Ben, yukarıda yazdığım bu bilgileri gizli bir kaynaktan almadım, hepsi gazetelerde bölük- pörçük haber oldu. Ankara’daki 1130 odalı Cumhurbaşkanlığı Külliye Sarayı ile Marmaris Okluk Yerleşke Sarayı’nı, Yargıtay’ın hizmet binasından, Kuzey Marmara Otoyolu’na kadar yüzlerce kalem devlet ihaleli yatırımı da bu özel jetin sahibi beyaz filcinin şirketi alıp yaptı. Beyaz filci, Kamu-Özel İşbirliği (KÖİ) modeliyle 25 yıllığına üstelendiği 5 şehir hastanesinin işletmesini Danimarka kökenli ISS firmasına sattı. Büyük Millet Meclisi’nde; “Bu hastanelerin yapımında 25 liralık iş için devletin bütçesinden 100 lira çıktığı doğru mudur?” sorusu soruldu.
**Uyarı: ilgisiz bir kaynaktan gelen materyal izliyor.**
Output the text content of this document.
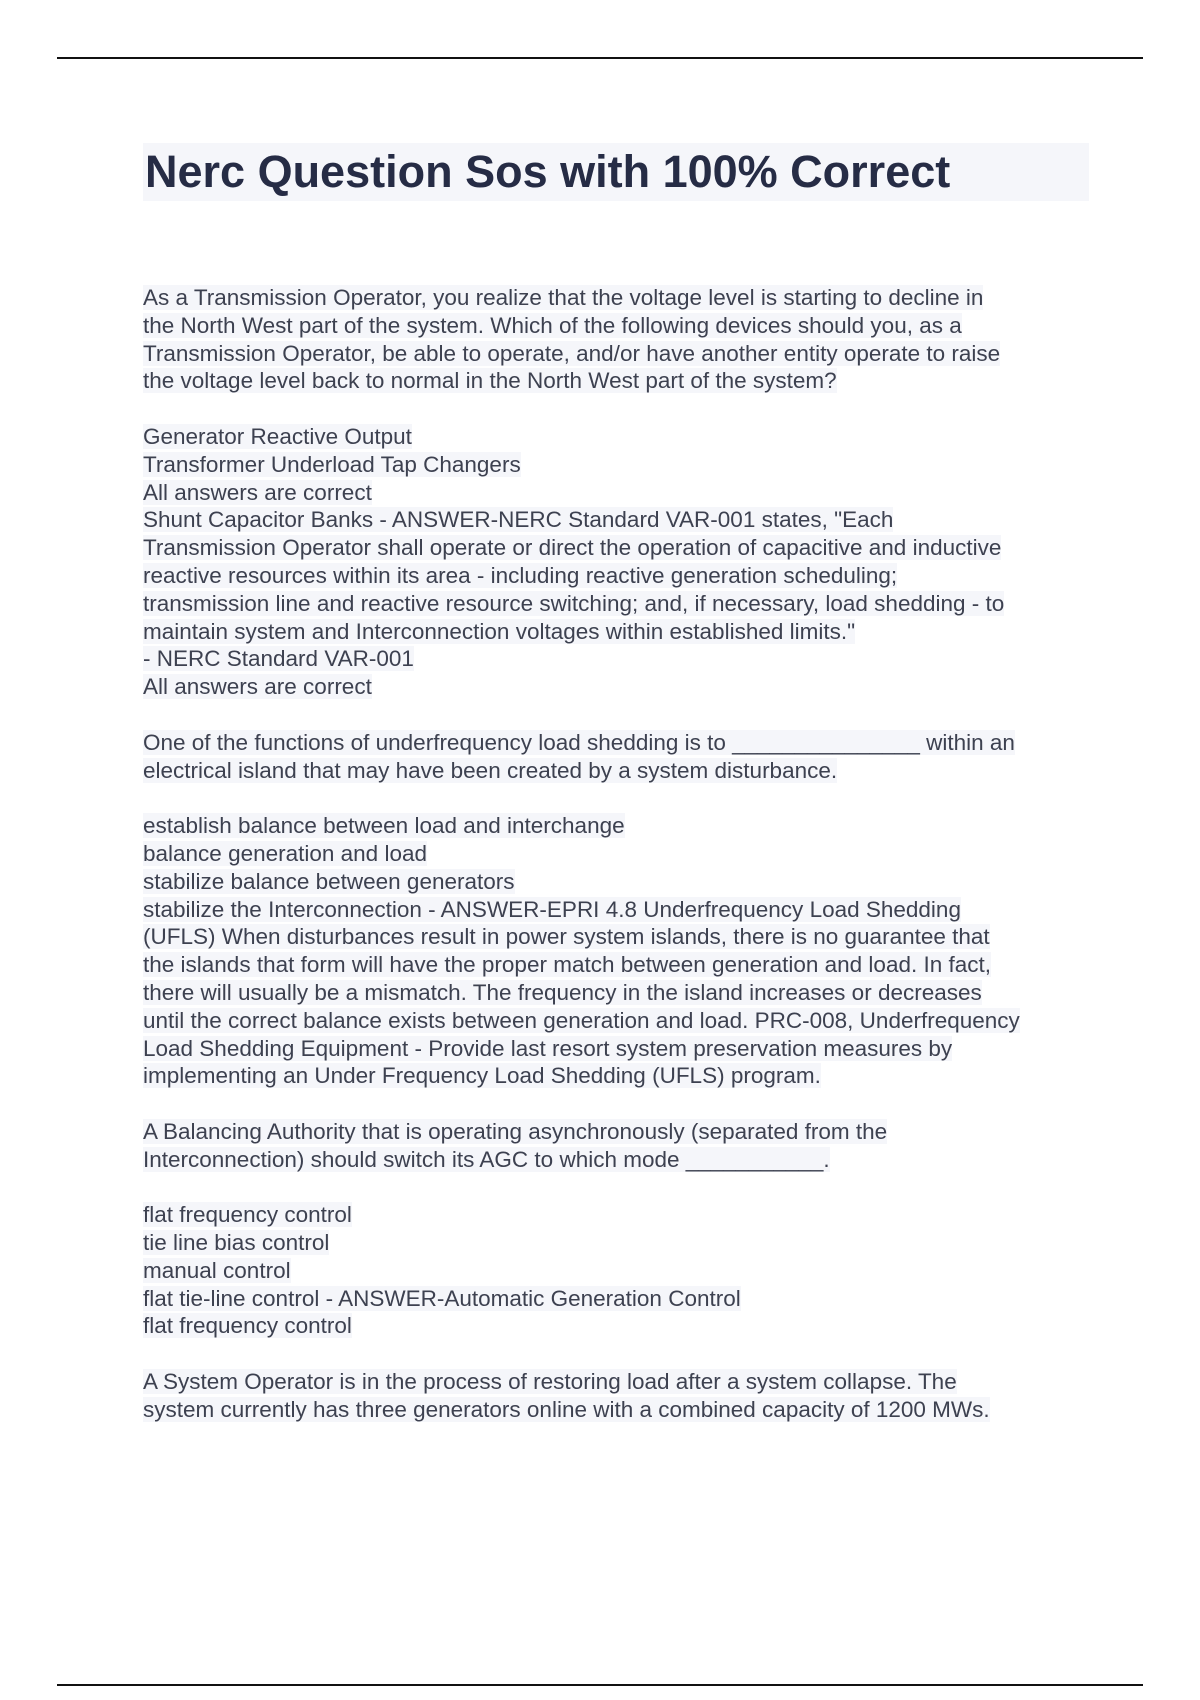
Nerc Question Sos with 100% Correct
As a Transmission Operator, you realize that the voltage level is starting to decline in
the North West part of the system. Which of the following devices should you, as a
Transmission Operator, be able to operate, and/or have another entity operate to raise
the voltage level back to normal in the North West part of the system?
Generator Reactive Output
Transformer Underload Tap Changers
All answers are correct
Shunt Capacitor Banks - ANSWER-NERC Standard VAR-001 states, "Each
Transmission Operator shall operate or direct the operation of capacitive and inductive
reactive resources within its area - including reactive generation scheduling;
transmission line and reactive resource switching; and, if necessary, load shedding - to
maintain system and Interconnection voltages within established limits."
- NERC Standard VAR-001
All answers are correct
One of the functions of underfrequency load shedding is to _______________ within an
electrical island that may have been created by a system disturbance.
establish balance between load and interchange
balance generation and load
stabilize balance between generators
stabilize the Interconnection - ANSWER-EPRI 4.8 Underfrequency Load Shedding
(UFLS) When disturbances result in power system islands, there is no guarantee that
the islands that form will have the proper match between generation and load. In fact,
there will usually be a mismatch. The frequency in the island increases or decreases
until the correct balance exists between generation and load. PRC-008, Underfrequency
Load Shedding Equipment - Provide last resort system preservation measures by
implementing an Under Frequency Load Shedding (UFLS) program.
A Balancing Authority that is operating asynchronously (separated from the
Interconnection) should switch its AGC to which mode ___________.
flat frequency control
tie line bias control
manual control
flat tie-line control - ANSWER-Automatic Generation Control
flat frequency control
A System Operator is in the process of restoring load after a system collapse. The
system currently has three generators online with a combined capacity of 1200 MWs.
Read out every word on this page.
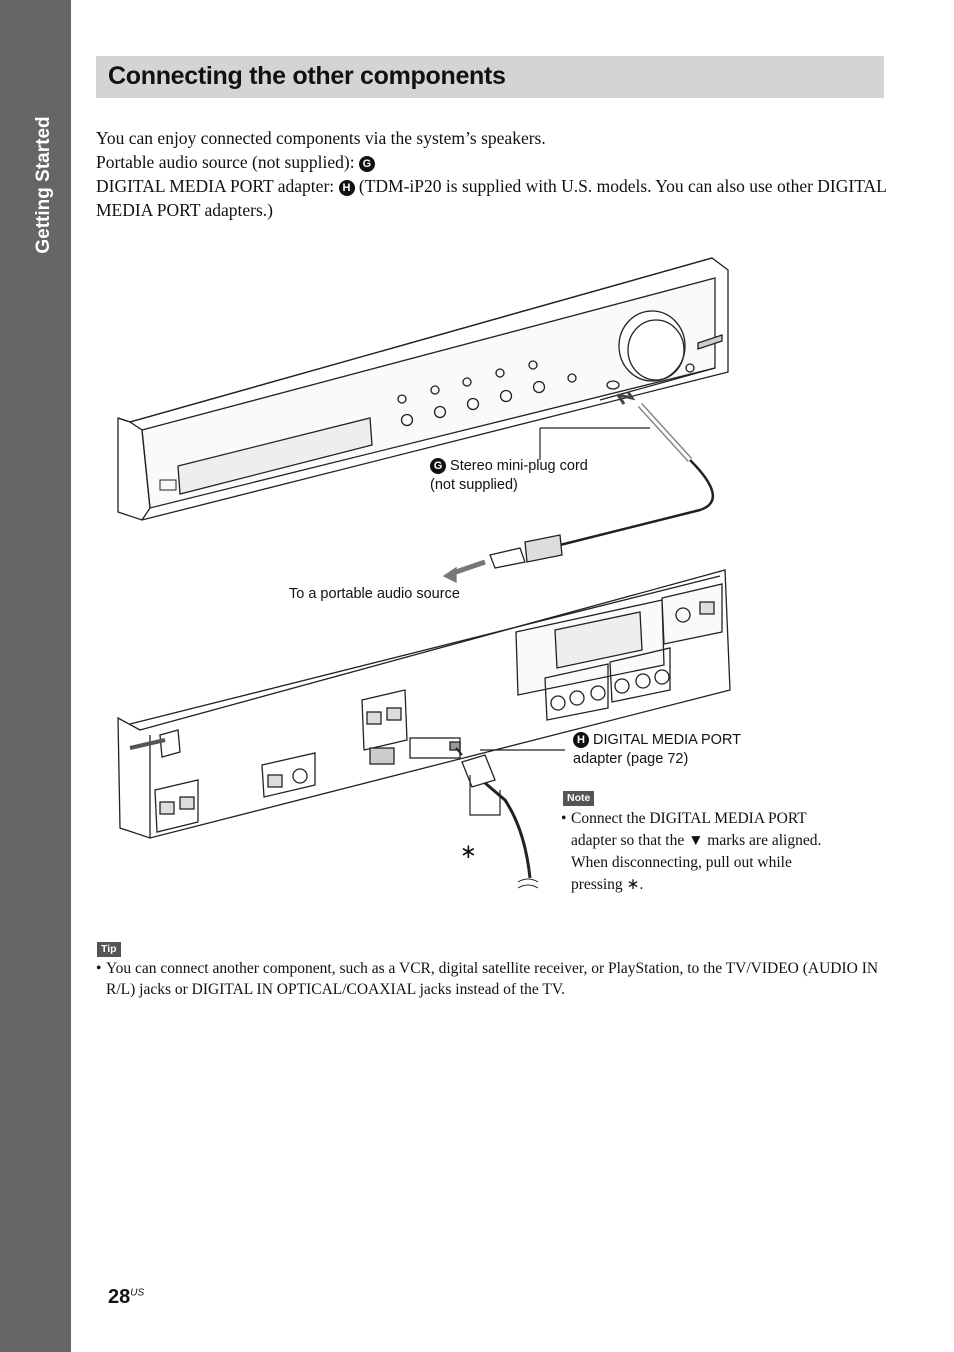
Getting Started
Connecting the other components

You can enjoy connected components via the system’s speakers.

Portable audio source (not supplied): G

DIGITAL MEDIA PORT adapter: H (TDM-iP20 is supplied with U.S. models. You can also use other DIGITAL MEDIA PORT adapters.)

G Stereo mini-plug cord
(not supplied)
To a portable audio source
H DIGITAL MEDIA PORT
adapter (page 72)
∗
Note
• Connect the DIGITAL MEDIA PORT
adapter so that the ▼ marks are aligned.
When disconnecting, pull out while
pressing ∗.
Tip
• You can connect another component, such as a VCR, digital satellite receiver, or PlayStation, to the TV/VIDEO (AUDIO IN R/L) jacks or DIGITAL IN OPTICAL/COAXIAL jacks instead of the TV.
$28^{US}$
Bu soru da geçiştirildi.

★★★

Kalktı uçak.

Bakanlık bütçesinden kiralanmış mıydı? Yoksa “bu uçak senin yoluna feda olsun bakanımız” diye ikram mı edilmişti?

Açıklanmadı.

Emekliler başta olmak üzere yoksul halkın altında ezildiği yüksek enflasyonun artış hızını keseceği sözünü veren Maliye Bakanı Mehmet Şimşek’in, “devlet de tasarruf yapacak, özel uçak kiralamalara son verilecek” sözü yere düşmüş çiğ yumurta gibi dağıldı.
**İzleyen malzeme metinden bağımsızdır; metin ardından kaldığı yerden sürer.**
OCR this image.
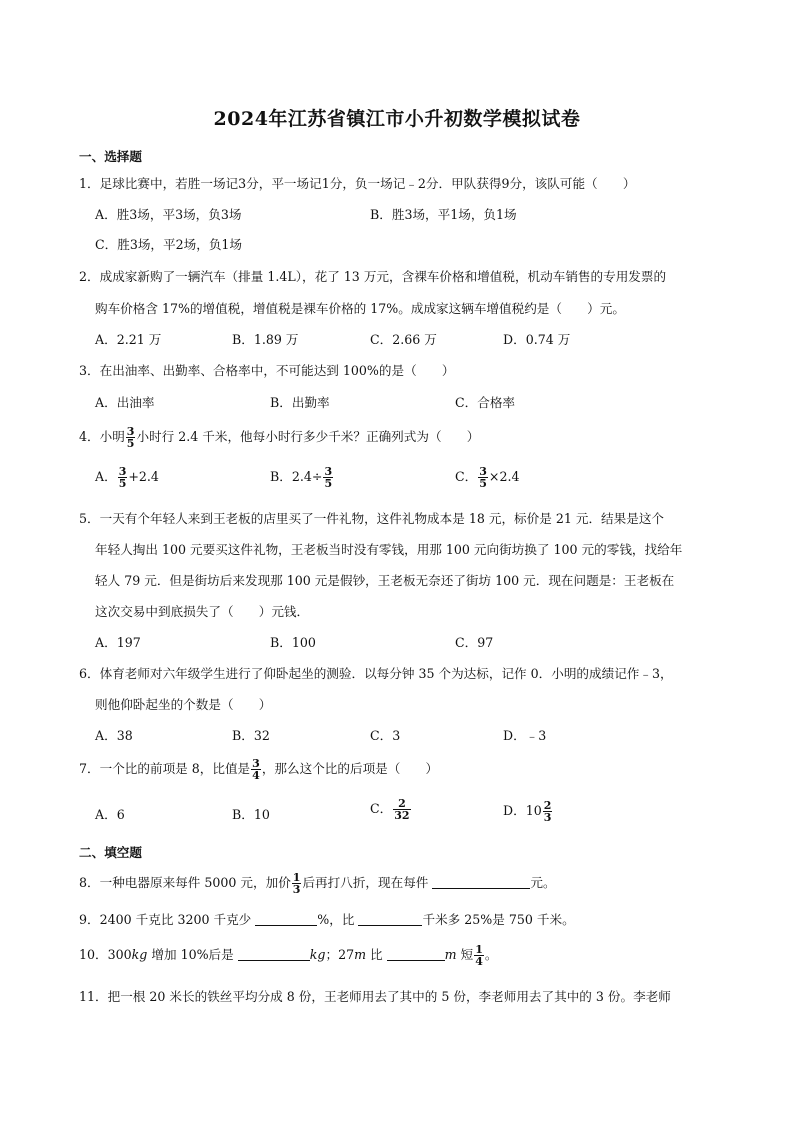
2024年江苏省镇江市小升初数学模拟试卷
一、选择题
1．足球比赛中，若胜一场记3分，平一场记1分，负一场记﹣2分．甲队获得9分，该队可能（　　）
A．胜3场，平3场，负3场	B．胜3场，平1场，负1场
C．胜3场，平2场，负1场
2．成成家新购了一辆汽车（排量 1.4L），花了 13 万元，含裸车价格和增值税，机动车销售的专用发票的
购车价格含 17%的增值税，增值税是裸车价格的 17%。成成家这辆车增值税约是（　　）元。
A．2.21 万	B．1.89 万	C．2.66 万	D．0.74 万
3．在出油率、出勤率、合格率中，不可能达到 100%的是（　　）
A．出油率	B．出勤率	C．合格率
4．小明 $\frac{3}{5}$ 小时行 2.4 千米，他每小时行多少千米？正确列式为（　　）
A． $\frac{3}{5} +2.4$	B．$2.4\div \frac{3}{5}$	C． $\frac{3}{5} \times 2.4$
5．一天有个年轻人来到王老板的店里买了一件礼物，这件礼物成本是 18 元，标价是 21 元．结果是这个
年轻人掏出 100 元要买这件礼物，王老板当时没有零钱，用那 100 元向街坊换了 100 元的零钱，找给年
轻人 79 元．但是街坊后来发现那 100 元是假钞，王老板无奈还了街坊 100 元．现在问题是：王老板在
这次交易中到底损失了（　　）元钱．
A．197	B．100	C．97
6．体育老师对六年级学生进行了仰卧起坐的测验．以每分钟 35 个为达标，记作 0．小明的成绩记作﹣3，
则他仰卧起坐的个数是（　　）
A．38	B．32	C．3	D．﹣3
7．一个比的前项是 8，比值是 $\frac{3}{4}$ ，那么这个比的后项是（　　）
A．6	B．10	C． $\frac{2}{32}$	D．$10 \frac{2}{3}$
二、填空题
8．一种电器原来每件 5000 元，加价 $\frac{1}{3}$ 后再打八折，现在每件	元。
9．2400 千克比 3200 千克少	%，比	千米多 25%是 750 千米。
10．300kg 增加 10%后是	kg；27m 比	m 短 $\frac{1}{4}$ 。
11．把一根 20 米长的铁丝平均分成 8 份，王老师用去了其中的 5 份，李老师用去了其中的 3 份。李老师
Patron ile bakan da tutuklanmazsa sömürge madenciliği bitmez!

Erzincan’da altın madeninde siyanürlü dağ kayınca; “iktidar siyasetçisi- yüksek makam sahibi bürokrat- yabancı şirkete ortak edilmiş iktidara yakın işadamı” yapısının sömürge tipi madenciliği koruyup kolladığı ve bu koruma sonucunda felaketin yaşandığı ortaya çıkmıştı. Mahkeme başladı. Bilirkişi raporları istendi. Tutuklamalar oldu. Yeni bir bilirkişi raporu daha istendi ve bu rapora göre şirketin yerli genel müdürü de tutuklandı. Şirketin yerli ve yabancı patronları ile Erzincan’ın o toprağında “siyanürle altın arama izni veren” tüm bakanlar tutuklanmazsa Türkiye’de sömürge tipi madencilik bitmez. Yabancı ve yerli patronlu şirket, ne kadar altın çıkardı? Türkiye’ye ne ödedi? Vergisini hangi ülkelere verdi? Deprem fay hattı üzerine kurduğu siyanürle altın arama maden ocağının yeri, fay hatları haritasından kimin emriyle silindi? Daha önce siyanür havuzu borusu patladığı halde bu şirkete yeniden kapasite artırım izni kolayca neden ve kimlerin oluruyla verildi? Altıncı şirketin devlete olan 7.2 milyon dolarlık vergi borcunun silinmesinde kim etkili oldu? Şirketin sahipleri ile yerli ortağı patron sorguya niçin çağrılmadı? Bu sorular cevap bekliyor.